Re: Why Don't Cocoa's (Un)Archiving Methods return Errors?
Re: Why Don't Cocoa's (Un)Archiving Methods return Errors?
- Subject: Re: Why Don't Cocoa's (Un)Archiving Methods return Errors?
- From: Wade Tregaskis <email@hidden>
- Date: Mon, 01 Aug 2011 17:42:03 -0700
>>> Granted that NSKeyedUnarchiver might have left some memory leaks or partially uninitialized objects somewhere, but unarchiving an invalid object should happen rarely if at all... and ordinarily my own code should never get pointers to such objects, anyway.
>>
>> Indeed there may be memory leaks, but that's a relatively benign side effect. The security issues I alluded to earlier are a much greater concern in any case.
>
> Can you be more specific about those side effects? I'm rather curious,
> and somewhat concerned; I've used NSCoding in the past for persisting
> data.
[[ Sorry for the delay; I've had a busy weekend. ]]
Basically, because there's little validation built-in to NSUnarchiver. I'm going to talk about "attackers" here, but keep in mind that you can substitute "random corruption" and the points stand. So even without an "evil hacker" going after your app, you could still hit these issues.
So, some problems:
1) People typically do little validation of values they unarchive, so an attacker could substitute all sorts of things which might put the object into an unexpected state. While any individual developer could write their decoding carefully, I don't know if all of the standard Apple classes that they're likely using have similarly robust validation.
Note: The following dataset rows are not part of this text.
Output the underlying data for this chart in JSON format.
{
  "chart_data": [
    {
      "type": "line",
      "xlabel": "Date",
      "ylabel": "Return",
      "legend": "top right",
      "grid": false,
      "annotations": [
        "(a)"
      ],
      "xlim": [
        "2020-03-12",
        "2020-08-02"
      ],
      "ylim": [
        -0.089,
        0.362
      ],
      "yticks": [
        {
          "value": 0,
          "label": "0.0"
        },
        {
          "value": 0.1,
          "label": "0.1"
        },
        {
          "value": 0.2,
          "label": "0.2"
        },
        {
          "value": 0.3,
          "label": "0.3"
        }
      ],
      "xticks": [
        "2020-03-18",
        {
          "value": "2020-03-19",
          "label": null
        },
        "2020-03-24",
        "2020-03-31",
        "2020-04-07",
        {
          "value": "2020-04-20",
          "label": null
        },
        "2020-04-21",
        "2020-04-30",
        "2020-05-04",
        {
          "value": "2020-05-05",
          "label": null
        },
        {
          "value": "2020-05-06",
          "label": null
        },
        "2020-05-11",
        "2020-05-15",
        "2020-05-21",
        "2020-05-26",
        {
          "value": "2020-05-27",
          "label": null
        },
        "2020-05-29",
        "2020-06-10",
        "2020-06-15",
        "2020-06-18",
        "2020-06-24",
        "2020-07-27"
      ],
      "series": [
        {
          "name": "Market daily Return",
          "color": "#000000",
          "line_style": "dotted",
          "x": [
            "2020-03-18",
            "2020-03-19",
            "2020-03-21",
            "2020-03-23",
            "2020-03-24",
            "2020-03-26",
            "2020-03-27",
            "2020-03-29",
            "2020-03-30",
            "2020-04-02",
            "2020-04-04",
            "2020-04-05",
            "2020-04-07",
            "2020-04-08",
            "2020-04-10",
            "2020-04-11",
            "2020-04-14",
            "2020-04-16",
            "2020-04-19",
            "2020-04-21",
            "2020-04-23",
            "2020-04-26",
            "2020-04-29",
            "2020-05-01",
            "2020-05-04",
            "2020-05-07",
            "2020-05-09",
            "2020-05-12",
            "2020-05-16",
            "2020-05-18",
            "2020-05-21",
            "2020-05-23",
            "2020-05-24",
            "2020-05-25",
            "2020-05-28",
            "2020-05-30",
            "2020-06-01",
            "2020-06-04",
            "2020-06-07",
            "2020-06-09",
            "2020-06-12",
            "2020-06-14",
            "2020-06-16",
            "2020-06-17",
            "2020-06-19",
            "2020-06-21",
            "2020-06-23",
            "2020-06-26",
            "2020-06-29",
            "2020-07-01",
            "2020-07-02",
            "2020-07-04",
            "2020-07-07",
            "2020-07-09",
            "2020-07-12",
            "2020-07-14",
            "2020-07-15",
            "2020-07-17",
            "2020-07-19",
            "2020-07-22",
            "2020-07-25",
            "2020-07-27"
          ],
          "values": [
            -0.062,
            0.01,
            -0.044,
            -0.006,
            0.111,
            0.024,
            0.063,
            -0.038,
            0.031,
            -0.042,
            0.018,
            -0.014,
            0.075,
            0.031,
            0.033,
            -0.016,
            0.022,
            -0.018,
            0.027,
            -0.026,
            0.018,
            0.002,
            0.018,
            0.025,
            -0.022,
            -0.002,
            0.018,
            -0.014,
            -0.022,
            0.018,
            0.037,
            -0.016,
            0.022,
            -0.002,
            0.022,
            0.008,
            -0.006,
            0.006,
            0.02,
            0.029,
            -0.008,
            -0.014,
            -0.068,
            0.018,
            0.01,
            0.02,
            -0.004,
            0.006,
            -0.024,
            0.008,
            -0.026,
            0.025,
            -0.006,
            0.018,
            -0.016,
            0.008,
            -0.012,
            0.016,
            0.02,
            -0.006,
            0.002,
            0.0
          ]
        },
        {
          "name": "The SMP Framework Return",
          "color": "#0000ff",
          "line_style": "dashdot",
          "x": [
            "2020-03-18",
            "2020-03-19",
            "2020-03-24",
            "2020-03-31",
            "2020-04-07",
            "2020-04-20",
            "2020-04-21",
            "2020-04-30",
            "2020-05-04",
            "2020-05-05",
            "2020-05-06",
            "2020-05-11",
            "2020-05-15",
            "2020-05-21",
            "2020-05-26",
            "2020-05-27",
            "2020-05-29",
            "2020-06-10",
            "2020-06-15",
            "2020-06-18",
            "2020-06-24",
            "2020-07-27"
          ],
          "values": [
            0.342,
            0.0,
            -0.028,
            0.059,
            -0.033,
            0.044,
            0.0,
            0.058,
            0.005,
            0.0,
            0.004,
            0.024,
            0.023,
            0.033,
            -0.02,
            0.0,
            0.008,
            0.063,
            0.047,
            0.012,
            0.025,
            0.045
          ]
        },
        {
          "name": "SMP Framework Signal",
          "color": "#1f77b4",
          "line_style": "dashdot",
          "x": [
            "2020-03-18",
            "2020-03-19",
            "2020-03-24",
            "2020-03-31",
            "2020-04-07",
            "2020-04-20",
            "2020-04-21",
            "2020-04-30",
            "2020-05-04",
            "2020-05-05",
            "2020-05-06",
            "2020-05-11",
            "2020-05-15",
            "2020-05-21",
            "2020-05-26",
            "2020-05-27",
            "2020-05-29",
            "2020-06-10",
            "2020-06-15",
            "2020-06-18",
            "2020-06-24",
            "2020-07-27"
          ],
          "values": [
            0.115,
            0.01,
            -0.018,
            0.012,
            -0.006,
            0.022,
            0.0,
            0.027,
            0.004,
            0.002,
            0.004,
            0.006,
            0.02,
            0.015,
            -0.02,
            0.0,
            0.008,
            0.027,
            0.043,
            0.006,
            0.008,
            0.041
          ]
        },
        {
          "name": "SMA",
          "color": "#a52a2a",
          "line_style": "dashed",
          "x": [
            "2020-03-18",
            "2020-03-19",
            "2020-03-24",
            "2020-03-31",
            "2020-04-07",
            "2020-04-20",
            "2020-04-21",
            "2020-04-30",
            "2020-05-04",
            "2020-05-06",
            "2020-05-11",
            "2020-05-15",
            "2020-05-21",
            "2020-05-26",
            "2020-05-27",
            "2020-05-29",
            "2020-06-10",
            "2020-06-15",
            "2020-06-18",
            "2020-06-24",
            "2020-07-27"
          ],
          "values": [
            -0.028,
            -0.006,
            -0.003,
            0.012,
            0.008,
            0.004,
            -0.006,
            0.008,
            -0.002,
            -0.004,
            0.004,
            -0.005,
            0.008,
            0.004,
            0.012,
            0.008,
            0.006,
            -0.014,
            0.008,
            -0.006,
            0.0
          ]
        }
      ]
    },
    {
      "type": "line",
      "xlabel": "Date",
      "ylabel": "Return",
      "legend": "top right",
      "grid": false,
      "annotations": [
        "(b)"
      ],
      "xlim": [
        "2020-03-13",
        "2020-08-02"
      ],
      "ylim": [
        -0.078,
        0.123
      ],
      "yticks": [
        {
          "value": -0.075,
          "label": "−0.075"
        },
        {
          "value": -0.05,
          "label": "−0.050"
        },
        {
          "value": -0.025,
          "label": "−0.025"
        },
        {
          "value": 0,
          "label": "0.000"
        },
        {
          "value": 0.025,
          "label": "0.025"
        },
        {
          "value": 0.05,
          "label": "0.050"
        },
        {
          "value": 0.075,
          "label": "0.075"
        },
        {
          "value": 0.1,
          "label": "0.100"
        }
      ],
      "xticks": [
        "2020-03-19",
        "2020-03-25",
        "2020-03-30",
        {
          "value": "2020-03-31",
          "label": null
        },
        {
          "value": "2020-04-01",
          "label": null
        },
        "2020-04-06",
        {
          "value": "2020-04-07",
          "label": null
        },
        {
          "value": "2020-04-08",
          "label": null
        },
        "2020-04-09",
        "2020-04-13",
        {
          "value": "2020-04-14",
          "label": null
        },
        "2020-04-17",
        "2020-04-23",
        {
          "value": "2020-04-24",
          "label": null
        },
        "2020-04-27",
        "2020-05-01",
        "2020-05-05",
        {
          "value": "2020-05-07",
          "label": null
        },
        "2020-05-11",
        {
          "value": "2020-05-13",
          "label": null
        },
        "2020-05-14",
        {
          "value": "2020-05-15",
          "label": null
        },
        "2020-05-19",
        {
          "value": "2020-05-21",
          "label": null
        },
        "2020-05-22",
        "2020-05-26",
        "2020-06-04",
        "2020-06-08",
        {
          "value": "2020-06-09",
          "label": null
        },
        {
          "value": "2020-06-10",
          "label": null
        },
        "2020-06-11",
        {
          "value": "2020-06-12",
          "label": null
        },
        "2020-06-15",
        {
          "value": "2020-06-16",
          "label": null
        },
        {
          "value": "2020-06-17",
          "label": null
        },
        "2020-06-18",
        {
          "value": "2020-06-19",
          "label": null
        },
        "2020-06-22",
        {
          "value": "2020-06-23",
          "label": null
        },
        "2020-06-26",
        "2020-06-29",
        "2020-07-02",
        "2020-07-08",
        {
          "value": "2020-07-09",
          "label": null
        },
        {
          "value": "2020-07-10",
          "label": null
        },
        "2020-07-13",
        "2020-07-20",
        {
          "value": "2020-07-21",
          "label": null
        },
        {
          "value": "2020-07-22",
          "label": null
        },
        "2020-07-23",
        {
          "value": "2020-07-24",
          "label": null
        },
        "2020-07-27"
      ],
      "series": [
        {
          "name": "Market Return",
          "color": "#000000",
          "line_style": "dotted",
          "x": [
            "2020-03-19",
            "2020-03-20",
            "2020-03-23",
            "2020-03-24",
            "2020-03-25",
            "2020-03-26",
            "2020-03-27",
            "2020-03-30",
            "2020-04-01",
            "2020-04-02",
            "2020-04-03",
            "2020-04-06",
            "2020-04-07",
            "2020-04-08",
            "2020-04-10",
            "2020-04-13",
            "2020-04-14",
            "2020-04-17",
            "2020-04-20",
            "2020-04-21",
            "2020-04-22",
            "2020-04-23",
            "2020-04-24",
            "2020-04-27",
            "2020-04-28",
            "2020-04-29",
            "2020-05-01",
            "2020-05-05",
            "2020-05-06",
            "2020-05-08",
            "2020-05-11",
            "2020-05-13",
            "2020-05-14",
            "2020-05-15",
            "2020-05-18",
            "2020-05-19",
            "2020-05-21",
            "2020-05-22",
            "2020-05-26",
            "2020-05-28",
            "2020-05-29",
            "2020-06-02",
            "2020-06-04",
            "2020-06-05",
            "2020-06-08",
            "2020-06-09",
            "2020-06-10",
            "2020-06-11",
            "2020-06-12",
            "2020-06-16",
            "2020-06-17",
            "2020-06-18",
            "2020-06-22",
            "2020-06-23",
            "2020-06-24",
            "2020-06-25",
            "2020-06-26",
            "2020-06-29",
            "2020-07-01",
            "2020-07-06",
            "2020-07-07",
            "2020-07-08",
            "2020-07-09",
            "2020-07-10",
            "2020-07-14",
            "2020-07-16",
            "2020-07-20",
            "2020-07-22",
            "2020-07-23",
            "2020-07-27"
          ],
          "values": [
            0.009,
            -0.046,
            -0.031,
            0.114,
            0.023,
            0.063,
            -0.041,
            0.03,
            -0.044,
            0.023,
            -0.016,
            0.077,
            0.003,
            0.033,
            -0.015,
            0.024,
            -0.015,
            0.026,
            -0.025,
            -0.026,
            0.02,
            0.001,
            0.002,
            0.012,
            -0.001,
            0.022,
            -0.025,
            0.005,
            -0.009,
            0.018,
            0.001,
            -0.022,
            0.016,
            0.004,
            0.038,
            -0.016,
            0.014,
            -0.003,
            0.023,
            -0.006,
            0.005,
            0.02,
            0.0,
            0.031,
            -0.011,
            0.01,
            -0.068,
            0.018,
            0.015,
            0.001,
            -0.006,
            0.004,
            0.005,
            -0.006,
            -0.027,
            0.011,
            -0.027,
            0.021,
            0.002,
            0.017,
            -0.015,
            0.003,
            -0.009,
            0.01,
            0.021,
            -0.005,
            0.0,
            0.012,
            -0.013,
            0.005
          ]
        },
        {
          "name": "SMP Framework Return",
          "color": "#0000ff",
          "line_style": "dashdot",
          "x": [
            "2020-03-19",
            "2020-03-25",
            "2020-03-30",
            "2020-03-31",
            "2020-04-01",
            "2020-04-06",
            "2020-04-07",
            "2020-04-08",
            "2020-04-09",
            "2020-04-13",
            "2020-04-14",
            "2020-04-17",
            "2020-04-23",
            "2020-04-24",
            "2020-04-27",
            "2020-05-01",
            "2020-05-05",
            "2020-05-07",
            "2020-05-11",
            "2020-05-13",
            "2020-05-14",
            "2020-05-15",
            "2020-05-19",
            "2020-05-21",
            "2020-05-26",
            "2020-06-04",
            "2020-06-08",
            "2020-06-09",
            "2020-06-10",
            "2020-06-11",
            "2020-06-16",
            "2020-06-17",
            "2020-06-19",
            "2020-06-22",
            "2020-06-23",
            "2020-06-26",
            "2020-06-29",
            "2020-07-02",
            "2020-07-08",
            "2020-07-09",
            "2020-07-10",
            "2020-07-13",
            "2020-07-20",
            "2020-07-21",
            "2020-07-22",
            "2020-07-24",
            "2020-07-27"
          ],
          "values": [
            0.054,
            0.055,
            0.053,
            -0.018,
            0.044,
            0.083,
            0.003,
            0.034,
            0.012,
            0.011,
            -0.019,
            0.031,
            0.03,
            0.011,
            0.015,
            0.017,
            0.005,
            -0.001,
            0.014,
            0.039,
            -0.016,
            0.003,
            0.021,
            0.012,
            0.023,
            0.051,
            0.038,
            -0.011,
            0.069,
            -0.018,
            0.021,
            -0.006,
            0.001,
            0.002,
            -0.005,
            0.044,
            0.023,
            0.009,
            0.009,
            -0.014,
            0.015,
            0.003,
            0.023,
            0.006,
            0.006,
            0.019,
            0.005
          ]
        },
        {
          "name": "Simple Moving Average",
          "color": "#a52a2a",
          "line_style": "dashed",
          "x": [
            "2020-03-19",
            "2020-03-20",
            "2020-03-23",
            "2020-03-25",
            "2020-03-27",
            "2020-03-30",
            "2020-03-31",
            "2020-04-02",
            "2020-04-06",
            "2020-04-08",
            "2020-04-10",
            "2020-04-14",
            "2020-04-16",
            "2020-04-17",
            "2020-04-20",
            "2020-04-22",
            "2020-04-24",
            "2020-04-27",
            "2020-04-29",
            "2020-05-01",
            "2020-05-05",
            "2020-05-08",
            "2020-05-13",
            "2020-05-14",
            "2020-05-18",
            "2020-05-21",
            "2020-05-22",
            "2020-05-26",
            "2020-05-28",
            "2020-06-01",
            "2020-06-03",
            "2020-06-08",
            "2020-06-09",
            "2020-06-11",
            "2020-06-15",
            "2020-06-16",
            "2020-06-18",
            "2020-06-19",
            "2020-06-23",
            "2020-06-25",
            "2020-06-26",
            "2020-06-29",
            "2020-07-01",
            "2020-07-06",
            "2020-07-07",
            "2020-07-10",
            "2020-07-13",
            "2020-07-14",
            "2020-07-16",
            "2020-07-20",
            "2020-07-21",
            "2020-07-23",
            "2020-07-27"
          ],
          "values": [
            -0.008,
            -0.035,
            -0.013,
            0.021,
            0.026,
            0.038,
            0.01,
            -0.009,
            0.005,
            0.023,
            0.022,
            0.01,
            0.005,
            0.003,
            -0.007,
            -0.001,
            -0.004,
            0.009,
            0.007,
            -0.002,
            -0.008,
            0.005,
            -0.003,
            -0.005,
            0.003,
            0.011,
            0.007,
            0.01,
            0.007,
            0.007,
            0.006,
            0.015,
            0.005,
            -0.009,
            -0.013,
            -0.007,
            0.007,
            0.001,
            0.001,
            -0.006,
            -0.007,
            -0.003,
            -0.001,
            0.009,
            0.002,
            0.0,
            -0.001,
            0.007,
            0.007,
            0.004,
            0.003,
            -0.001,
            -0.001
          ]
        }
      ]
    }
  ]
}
Plus in practice it's sometimes tricky to do this validation, and it feels awkward because it can create a lot of redundant code within your object.
2) Because the archive can specify any class that supports NSCoding. While technically you can work around this, by subclassing NSKeyedUnarchiver and overriding something like -classForClassName:, and having it throw an exception for invalid class names, most people don't do this. And even that is preferable to the approach of checking the decoded object's class because it prevents any code of that object being run (i.e. the decodeWithCoder:), since that code might itself have side-effects.
Some people recommend using property lists instead, since those are more restricted while being relatively similar. They don't necessarily solve issue #1, but they are (as far as I know) immune to #2. You could alternatively consider signing the encoded data, if that's possible for your use case.